4 The emblem for Woman Power, a clenched fist within the Venus symbol, quickly signifies a feminist message.
5 Buttons for and against reproductive rights.
6 Campaign buttons are not just for the candidates but also for their spouses.
7 The re-election campaign of Gov. Edward J. King in 1982 was marred by a major corruption trial involving his State Secretary of Transportation.
8 Campaign buttons for Franklin Delano Roosevelt, the only U.S. president to serve more than two terms.
9 The proposed Equal Rights Amendment states that the rights guaranteed by the Constitution apply equally to all persons regardless of their sex.
10 Buttons for and against ballot initiatives.
11 Adlai Stevenson, Richard Nixon, and John F. Kennedy represent three candidates from the 1960 presidential election.
12 The famous “I like Ike” slogan spoke to Dwight D. Eisenhower’s popularity and trustworthiness.

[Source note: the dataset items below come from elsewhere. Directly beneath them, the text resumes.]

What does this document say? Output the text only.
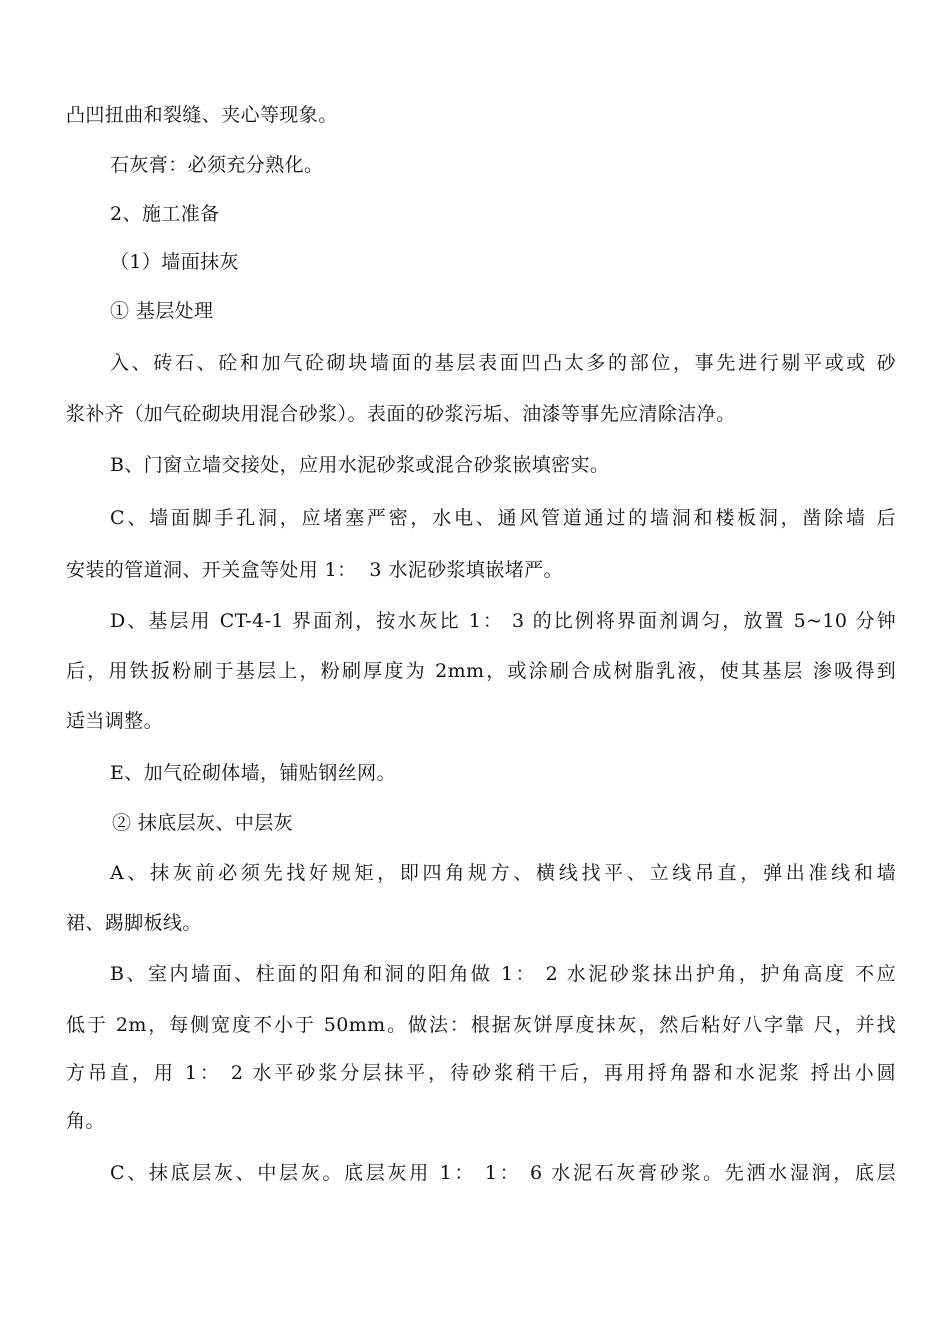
凸凹扭曲和裂缝、夹心等现象。
石灰膏：必须充分熟化。
2、施工准备
（1）墙面抹灰
① 基层处理
入、砖石、砼和加气砼砌块墙面的基层表面凹凸太多的部位，事先进行剔平或或 砂
浆补齐（加气砼砌块用混合砂浆）。表面的砂浆污垢、油漆等事先应清除洁净。
B、门窗立墙交接处，应用水泥砂浆或混合砂浆嵌填密实。
C、墙面脚手孔洞，应堵塞严密，水电、通风管道通过的墙洞和楼板洞，凿除墙 后
安装的管道洞、开关盒等处用 1：  3 水泥砂浆填嵌堵严。
D、基层用 CT-4-1 界面剂，按水灰比 1： 3 的比例将界面剂调匀，放置 5~10 分钟
后，用铁扳粉刷于基层上，粉刷厚度为 2mm，或涂刷合成树脂乳液，使其基层 渗吸得到
适当调整。
E、加气砼砌体墙，铺贴钢丝网。
② 抹底层灰、中层灰
A、抹灰前必须先找好规矩，即四角规方、横线找平、立线吊直，弹出准线和墙
裙、踢脚板线。
B、室内墙面、柱面的阳角和洞的阳角做 1： 2 水泥砂浆抹出护角，护角高度 不应
低于 2m，每侧宽度不小于 50mm。做法：根据灰饼厚度抹灰，然后粘好八字靠 尺，并找
方吊直，用 1： 2 水平砂浆分层抹平，待砂浆稍干后，再用捋角器和水泥浆 捋出小圆
角。
C、抹底层灰、中层灰。底层灰用 1： 1： 6 水泥石灰膏砂浆。先洒水湿润，底层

13 Income-equality buttons track the slow rise of women’s wages compared with their male counterparts’.
14 Women’s suffrage buttons show the likenesses of early suffragists Elizabeth Cady Stanton and Lucy Stone.
15 U.S. Rep. and social activist Bella Abzug, noted for her signature hats, reminded those who admired them, “It’s what’s under the hat that counts!”
16 Stop Violence Against Women buttons.
17 In 1984, Geraldine Ferraro was the first female vice presidential candidate from a major political party in the United States.
18 Pat, Julie, and Tricia Nixon had their own supporters and buttons.
19 Buttons representing female candidates from conservative to socialist parties.
20 New York Senator Robert F. Kennedy was known simply by RFK.